С точки зрения анализа творческой лаборатории гораздо больший интерес представляет суждение Толстого о двух родах (или «сортах», как он говорит) писательского труда: 1) когда описывается то, чего никогда не было, и 2) описывается то, что было в действительности. Совсем не по случайному стечению обстоятельств в рукописях отчетливо проступает то, что Толстой относит ко «второму сорту» писательской работы. Он всегда идет от факта, это необходимый для него творческий импульс. Но в завершенном тексте этого почти не ощущается, все попытки сравнить портрет героя с предполагаемым прототипом обычно заканчиваются очевидными натяжками или просто недоразумениями: контуры их не совпадают. «Моделью» образа Долохова, например, считали то Фигнера, то графа Федора Толстого, то Дорохова (причем одни имели в виду отца, заслуженного генерала 1812 года, а другие — сына, кутилу и бреттера). Но ближайшему окружению Толстого хотелось видеть прототипом все-таки Толстого-американца, родственника писателя, которого он сам называл «'необыкновенным, преступным и привлекательным» человеком. Имя его было окружено легендами полуфантастического характера. Одна из них, по-видимому, пользовалась популярностью в семейных преданиях. Во всяком случае, сыновья Толстого Сергей и Илья Львовичи в своих книгах вспоминают о ней. «В рассказах о путешествии Федора Толстого, — пишет С.Л. Толстой, — есть одна еще неясность. Это вопрос об его обезьяне. Чего только не рассказывали про эту легендарную обезьяну! Что она была слишком близка ему, что Крузенштерн приказал бросить ее в море...». Илья Львович Толстой в книге воспоминаний добавляет новые подробности к этой версии: «Дорогой Толстой устроил бунт против капитана корабля и попал на необитаемый остров. Там он прожил больше года и познакомился и сдружился с крупной обезьяной. Говорят даже, что эта обезьяна служила ему женой».
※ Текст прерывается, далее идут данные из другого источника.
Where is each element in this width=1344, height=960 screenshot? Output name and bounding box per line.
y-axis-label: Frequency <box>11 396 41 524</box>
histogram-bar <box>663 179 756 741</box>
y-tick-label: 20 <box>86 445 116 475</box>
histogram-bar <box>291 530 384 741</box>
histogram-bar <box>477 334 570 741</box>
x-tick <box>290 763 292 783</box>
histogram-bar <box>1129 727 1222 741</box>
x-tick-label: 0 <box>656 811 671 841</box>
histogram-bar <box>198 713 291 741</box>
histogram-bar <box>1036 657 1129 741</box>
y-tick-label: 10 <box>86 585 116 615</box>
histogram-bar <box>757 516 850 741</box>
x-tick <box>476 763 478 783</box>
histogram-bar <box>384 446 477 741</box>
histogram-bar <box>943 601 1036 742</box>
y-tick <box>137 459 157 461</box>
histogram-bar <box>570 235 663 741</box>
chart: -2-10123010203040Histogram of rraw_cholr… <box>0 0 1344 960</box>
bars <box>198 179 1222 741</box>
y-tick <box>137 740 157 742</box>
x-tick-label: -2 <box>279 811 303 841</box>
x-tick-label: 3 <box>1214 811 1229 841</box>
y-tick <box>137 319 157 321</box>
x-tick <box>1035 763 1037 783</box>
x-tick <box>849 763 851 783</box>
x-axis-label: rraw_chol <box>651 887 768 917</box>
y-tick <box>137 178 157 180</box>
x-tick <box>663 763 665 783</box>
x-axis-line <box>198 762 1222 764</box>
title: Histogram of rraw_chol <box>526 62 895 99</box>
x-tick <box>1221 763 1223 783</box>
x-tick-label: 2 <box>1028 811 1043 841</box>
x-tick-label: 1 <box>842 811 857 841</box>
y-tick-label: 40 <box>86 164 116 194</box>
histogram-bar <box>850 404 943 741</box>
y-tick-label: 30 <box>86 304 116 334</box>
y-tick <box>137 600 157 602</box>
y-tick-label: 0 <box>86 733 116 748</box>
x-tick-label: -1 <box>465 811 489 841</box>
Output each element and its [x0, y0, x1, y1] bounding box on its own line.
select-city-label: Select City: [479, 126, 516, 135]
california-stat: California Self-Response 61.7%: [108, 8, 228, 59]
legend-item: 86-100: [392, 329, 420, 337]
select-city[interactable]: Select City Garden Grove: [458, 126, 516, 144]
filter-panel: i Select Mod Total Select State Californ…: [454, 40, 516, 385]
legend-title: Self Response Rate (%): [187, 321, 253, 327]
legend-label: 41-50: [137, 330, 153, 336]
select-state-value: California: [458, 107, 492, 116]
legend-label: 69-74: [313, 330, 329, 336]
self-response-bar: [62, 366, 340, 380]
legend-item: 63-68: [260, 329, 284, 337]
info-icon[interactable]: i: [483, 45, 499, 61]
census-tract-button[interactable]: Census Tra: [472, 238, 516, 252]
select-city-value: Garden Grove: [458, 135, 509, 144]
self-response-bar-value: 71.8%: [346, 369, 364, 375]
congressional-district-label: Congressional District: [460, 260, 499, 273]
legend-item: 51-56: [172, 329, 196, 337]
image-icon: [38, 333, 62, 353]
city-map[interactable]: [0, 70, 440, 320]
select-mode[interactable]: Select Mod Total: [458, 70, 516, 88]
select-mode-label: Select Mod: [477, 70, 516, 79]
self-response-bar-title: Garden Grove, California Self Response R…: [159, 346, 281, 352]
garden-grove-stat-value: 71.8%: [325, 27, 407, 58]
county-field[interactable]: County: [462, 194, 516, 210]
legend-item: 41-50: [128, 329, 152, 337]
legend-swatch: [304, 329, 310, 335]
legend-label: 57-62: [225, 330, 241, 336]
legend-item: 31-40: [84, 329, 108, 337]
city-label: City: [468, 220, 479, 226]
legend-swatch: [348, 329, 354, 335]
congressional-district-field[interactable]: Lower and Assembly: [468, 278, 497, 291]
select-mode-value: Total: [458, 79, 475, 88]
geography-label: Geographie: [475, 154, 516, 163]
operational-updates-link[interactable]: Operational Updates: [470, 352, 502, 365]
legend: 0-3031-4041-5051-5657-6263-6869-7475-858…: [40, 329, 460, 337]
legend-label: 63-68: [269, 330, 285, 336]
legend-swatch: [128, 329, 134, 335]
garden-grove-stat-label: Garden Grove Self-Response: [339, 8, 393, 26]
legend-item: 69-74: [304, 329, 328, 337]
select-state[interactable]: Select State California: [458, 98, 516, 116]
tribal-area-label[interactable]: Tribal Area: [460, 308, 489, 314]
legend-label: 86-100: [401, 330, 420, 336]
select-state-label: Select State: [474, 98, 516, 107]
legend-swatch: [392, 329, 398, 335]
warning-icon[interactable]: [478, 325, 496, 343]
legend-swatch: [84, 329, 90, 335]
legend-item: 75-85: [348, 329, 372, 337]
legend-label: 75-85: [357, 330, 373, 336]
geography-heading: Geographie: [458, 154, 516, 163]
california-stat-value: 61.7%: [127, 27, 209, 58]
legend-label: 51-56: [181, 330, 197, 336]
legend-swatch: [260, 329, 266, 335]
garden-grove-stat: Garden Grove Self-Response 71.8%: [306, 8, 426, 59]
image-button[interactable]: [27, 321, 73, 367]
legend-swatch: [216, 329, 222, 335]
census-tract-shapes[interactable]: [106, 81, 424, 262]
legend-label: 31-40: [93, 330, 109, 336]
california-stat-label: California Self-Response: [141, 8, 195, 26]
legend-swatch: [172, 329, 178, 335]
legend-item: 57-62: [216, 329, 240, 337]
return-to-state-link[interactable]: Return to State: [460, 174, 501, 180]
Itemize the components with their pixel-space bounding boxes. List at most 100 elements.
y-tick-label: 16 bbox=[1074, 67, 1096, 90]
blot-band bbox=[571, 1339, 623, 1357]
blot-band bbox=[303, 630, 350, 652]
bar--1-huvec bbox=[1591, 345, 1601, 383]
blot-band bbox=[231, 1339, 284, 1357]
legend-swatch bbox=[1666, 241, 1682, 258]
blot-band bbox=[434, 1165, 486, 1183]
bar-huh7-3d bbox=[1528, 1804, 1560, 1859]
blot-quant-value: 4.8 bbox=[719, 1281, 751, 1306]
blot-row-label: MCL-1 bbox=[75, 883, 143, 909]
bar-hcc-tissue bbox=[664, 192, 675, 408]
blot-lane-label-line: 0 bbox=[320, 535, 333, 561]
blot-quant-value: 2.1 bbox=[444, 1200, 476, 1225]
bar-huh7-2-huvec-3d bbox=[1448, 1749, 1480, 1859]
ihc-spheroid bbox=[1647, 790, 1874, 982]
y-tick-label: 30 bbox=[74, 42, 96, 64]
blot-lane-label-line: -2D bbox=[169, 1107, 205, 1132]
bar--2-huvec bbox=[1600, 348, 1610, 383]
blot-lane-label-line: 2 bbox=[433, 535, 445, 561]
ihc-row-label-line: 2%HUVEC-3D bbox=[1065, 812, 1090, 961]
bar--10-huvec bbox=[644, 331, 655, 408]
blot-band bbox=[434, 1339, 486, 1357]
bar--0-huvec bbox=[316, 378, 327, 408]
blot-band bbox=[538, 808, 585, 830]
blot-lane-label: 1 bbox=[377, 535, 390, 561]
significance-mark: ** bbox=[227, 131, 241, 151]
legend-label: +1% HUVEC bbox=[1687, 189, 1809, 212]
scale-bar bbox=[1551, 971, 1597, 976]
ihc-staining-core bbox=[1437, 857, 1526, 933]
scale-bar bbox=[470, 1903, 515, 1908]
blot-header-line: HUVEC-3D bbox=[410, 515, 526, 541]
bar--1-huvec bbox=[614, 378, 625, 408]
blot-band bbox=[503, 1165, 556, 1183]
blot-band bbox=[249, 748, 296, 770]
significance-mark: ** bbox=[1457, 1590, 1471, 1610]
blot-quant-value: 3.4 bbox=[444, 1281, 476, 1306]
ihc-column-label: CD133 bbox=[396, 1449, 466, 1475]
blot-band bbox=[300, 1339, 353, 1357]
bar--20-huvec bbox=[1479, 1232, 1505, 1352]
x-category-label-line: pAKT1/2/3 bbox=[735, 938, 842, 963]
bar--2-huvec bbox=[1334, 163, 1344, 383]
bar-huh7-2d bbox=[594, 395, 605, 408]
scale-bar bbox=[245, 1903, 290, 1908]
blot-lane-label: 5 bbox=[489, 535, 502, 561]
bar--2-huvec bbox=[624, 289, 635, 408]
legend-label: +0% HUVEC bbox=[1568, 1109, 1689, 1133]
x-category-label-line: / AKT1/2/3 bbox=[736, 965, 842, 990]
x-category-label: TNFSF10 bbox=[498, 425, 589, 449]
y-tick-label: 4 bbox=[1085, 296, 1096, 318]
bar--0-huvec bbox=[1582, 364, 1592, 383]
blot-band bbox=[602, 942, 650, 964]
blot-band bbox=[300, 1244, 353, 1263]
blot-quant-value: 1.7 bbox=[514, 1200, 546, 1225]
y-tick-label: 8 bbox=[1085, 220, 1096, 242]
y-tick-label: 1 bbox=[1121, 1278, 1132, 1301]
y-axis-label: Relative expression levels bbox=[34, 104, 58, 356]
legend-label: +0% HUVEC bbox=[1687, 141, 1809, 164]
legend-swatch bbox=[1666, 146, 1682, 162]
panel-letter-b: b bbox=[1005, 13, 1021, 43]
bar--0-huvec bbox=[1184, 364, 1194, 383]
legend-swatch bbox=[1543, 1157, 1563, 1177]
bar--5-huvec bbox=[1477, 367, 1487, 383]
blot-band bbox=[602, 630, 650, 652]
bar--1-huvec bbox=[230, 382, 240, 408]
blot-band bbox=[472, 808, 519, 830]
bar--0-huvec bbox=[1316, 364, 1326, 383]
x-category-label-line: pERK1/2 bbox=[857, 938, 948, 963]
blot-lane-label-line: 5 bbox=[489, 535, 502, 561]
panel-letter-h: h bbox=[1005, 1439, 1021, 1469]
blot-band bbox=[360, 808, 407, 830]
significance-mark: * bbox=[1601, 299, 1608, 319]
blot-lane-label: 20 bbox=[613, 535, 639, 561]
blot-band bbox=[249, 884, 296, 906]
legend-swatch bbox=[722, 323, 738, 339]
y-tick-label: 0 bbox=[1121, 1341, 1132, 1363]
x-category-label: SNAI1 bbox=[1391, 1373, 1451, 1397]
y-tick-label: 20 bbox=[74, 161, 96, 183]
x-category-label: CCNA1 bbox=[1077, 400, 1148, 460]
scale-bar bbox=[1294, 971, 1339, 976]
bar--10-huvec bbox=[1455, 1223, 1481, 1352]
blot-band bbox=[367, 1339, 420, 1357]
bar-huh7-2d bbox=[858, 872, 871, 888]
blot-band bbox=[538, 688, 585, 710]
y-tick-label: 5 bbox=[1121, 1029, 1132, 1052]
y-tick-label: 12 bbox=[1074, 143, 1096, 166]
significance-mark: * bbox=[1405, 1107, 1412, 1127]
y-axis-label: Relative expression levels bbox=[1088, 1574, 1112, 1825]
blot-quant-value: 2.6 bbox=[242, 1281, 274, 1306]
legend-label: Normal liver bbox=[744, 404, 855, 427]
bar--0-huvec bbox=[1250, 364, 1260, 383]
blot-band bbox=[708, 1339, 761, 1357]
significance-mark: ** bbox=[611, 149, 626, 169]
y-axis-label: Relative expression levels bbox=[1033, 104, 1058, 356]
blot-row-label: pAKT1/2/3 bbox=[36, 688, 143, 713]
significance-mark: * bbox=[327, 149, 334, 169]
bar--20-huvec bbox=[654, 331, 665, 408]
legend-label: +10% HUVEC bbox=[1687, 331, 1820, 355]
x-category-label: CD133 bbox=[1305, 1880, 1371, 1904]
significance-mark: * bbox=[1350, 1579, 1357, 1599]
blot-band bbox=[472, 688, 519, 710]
Эта история осталась бы всего лишь забавным анекдотом, одним из многих, окружающих имя Федора Толстого ореолом скандальной известности. Но в рукописях «Войны и мира», в черновом наброске одной из сцен второго тома романа Долохов доверительно сообщает Николаю Ростову: «Я, брат, обезьяну любил: все то же. Теперь — красивые женщины». В законченном тексте сохранилась лишь безобидная фраза Долохова, полная оскорбительного смысла только для Пьера: «Выпьем, Петруша, за красивых женщин!»